The Mudcat Café TM
Thread #131549   Message #2977867
Posted By: Lighter
01-Sep-10 - 05:29 PM
Thread Name: Traditional singer definition
Subject: RE: Traditional singer definition
No, Jim. It would only make them traditional singers if, in addition to their operatic performances, they sang traditional songs, learned orally, in a traditional style. Like any other traditional singer.

The fallacy lies in assuming that the label "traditional singer" is comprehensive. It isn't. Around here it's shorthand for "a singer (of at least one traditionally learned song that he or she performs in a traditional manner) *whose material or style interests us.*" Any traditional singer (however defined) is allowed to sing nontraditional songs as well. Those songs don't count, they just don't interest us, or they interest us for very different reasons.

One could confine the label to someone who sang nothing but traditional songs in a traditional manner, but that's pointless because such a person would be an *interesting* traditional singer anyway.

At this point I'll restate my conviction that the label is convenient but secondary to the specifics of the singer,the song, and the context.

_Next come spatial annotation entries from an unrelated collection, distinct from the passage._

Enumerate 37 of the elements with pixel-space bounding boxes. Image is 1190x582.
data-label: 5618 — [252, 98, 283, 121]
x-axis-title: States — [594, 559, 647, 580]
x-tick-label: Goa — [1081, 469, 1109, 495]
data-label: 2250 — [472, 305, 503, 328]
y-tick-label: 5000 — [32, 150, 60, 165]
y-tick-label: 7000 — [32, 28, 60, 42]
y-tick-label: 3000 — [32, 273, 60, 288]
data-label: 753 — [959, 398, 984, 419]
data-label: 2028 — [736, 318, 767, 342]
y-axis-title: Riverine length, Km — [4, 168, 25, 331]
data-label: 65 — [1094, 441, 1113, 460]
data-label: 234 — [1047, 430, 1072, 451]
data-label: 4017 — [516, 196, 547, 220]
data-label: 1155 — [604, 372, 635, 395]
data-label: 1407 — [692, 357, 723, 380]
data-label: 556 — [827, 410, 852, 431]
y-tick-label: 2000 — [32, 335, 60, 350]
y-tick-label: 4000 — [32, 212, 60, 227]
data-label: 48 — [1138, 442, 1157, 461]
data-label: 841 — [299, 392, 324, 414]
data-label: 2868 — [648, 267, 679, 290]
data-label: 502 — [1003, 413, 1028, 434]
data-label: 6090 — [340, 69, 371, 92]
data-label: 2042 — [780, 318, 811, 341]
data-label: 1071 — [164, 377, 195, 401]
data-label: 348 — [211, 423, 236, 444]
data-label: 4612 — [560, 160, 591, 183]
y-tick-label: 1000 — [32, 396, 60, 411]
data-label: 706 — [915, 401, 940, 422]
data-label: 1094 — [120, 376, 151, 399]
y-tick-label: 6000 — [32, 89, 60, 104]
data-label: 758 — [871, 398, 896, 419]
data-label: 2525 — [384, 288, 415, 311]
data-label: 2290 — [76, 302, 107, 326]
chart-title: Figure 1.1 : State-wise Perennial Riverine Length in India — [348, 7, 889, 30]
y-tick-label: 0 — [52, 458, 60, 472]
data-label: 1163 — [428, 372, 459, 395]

McCormack and the others are out of the running if the only traditional songs they sing have been learned from print and are performed in a nontraditional style. If the only traditional song they sing in a traditional style is "Happy Birthday," then, to that extent *only,* they're traditional singers. Just very, very uninteresting ones, not the interesting kind that one would discuss. They're at the opposite end of the spectrum from the hypothetical *most* interesting traditional singer.